Tom and I also had an enlightening discussion on the politics of whiskey. We were talking about what makes something Irish whiskey. It began with a discussion of single malt whiskeys and whether or not there are any true Irish single malts. That discussion is yet to be settled. I suggested that Bush Mills, which creates a number of single malts, was an Irish whiskey. Tom and the proprietor of the Inn told me in no minced words, that it is not Irish. It is protestant. The Bush Mills distillery, located in the North, refused to hire Catholics. They were in fact very hostile toward the same. For that reason, many people in the Republic still refuse to buy or serve the stuff. Hmmm. More on this later too, I am sure.

Yesterday, while I was still in my jet lagged stupor, we also saw a church, that had a big stone carving of Sile Na Gig (pronounced - sheela na geeg) on the side, over where the main door would have been.

Sile Na Gig is a goddess of fertility. The churches would sometimes bring her into church architecture, to lure in the pagans to reassure them that this was just a new way to look at their gods.

At the same church we visited, there was a unique cross on the side. It is a Coptic Cross. The Coptic Christians from the Middle East came to Ireland and brought with them a lot of knowledge of healing and medicine. They started hospitals. And the sign on their hospitals was a snake wrapped around the Coptic Cross. Tom tells me that this is part of how the Caduceus was born, from the Coptic symbol. And furthermore (Now this will be really tough for some to read I am sure), St. Patrick did not drive snakes as a species out of Ireland. There is no record geologically of snakes being here in the first place. Even if they were here before the separation of Pangaea (the original one big continent that split through tectonic movement into the ones we have now) the last ice age would have wiped them out. Not, St. Patrick. He was a jealous evangelizer and wanted no competition. He drove out the Coptic Christians!
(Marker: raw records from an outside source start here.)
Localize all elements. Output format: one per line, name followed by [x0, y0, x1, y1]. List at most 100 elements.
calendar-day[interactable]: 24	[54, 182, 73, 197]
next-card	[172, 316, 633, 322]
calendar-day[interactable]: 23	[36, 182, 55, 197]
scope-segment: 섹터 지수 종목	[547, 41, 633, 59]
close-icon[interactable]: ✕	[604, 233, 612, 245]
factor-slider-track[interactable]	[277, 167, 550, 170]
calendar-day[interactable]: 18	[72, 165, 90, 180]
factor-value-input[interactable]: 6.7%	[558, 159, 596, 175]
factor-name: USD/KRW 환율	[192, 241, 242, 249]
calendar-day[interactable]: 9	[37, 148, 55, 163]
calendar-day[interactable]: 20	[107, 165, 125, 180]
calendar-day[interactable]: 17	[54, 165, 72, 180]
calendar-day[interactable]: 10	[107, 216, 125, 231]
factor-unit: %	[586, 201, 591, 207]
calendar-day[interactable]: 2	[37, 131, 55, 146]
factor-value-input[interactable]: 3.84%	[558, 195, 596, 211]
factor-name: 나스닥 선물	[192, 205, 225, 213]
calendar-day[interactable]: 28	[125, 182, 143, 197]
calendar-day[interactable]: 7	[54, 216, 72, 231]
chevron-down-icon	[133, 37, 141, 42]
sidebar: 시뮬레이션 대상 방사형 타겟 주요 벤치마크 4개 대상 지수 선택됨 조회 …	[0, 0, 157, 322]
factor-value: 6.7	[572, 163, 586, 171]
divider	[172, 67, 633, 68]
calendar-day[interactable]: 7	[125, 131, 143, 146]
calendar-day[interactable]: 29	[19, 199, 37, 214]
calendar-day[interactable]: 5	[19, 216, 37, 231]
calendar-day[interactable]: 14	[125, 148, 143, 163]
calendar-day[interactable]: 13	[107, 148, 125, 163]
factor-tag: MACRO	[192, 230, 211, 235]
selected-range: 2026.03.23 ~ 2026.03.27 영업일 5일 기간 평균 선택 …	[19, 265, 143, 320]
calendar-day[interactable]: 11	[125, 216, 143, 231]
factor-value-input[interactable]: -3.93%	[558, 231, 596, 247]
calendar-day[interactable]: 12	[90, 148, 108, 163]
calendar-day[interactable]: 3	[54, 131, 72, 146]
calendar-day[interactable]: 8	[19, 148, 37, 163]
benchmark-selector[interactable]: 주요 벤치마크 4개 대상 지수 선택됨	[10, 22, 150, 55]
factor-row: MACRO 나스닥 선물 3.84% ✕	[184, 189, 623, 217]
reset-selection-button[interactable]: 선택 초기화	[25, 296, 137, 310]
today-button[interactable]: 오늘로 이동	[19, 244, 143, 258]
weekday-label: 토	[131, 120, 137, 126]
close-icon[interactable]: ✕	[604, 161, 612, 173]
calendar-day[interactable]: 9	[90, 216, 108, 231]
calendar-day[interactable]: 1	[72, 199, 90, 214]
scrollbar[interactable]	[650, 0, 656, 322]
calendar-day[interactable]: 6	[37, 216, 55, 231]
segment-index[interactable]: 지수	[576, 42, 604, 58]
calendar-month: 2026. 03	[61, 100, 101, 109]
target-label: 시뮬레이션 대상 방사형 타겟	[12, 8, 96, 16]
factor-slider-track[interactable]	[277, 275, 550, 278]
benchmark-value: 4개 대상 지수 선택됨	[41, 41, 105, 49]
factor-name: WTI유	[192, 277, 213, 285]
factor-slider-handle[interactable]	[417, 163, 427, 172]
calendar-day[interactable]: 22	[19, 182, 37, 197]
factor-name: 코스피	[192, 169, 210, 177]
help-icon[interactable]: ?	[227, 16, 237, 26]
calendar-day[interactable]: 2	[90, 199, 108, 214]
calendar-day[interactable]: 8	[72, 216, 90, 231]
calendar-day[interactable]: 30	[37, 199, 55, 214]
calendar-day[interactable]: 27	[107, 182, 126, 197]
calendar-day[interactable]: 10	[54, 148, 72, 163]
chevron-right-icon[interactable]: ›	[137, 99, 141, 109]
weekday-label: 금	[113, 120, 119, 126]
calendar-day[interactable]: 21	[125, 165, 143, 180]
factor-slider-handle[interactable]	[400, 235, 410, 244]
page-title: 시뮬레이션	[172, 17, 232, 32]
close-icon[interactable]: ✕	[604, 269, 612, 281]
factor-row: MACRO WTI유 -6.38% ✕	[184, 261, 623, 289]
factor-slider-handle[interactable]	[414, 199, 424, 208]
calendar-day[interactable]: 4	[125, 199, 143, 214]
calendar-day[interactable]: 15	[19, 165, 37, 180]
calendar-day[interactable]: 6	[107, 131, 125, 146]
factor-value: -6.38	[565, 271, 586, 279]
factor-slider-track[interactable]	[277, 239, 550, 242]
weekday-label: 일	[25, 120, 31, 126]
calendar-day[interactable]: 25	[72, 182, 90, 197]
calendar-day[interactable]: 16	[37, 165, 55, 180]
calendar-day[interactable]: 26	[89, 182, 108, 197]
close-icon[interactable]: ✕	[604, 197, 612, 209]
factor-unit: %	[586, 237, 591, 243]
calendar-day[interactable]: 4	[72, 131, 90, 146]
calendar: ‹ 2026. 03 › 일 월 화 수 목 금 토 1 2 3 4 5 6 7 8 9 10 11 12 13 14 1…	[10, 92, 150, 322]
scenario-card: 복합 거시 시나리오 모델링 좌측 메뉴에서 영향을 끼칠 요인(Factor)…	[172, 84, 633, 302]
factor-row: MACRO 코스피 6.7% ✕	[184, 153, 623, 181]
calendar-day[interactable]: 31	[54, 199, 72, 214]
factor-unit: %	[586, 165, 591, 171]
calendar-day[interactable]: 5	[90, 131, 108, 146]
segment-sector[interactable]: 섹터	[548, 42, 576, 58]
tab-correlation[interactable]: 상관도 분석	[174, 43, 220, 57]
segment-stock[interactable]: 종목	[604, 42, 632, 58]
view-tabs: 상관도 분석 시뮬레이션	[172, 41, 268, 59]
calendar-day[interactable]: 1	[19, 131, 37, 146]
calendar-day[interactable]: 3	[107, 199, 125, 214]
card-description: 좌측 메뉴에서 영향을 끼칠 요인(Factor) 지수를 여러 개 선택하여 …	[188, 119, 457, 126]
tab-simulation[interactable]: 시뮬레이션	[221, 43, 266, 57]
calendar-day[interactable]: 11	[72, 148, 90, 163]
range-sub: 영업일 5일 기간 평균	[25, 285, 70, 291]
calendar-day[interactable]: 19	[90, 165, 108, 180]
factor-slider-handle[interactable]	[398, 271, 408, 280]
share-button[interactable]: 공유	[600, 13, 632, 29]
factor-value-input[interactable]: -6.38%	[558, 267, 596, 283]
And with them, the most advanced healers that Ireland would see for centuries. It was the snake symbol of the Coptics that became immortalized in legend as being driven from Ireland. When in fact, it was other Christians. Interesting eh?

After our sing around tonight, we closed the day with a pint in the pub at the inn. I got to know a few of the staff. Pavel is from the Czech Republic, and is here in Ireland for work. He will join his girlfriend in Thailand, until she finishes here contract there in 2 months, and then they will be off to Malaysia then back to he Czech republic in the late spring perhaps. I found out the minimum wage in Ireland is nearly $12.50 per hour US. Whats ours? $5.45?

Another staff member, Aaron, is a native of Dingle. A really pleasant 24 year-old fellow, he will be here for a few more weeks as well, and then he will go to India for the winter. I learned from him how to spell my name in Irish. Seosaimh. (It is pronounced: Sho-seph).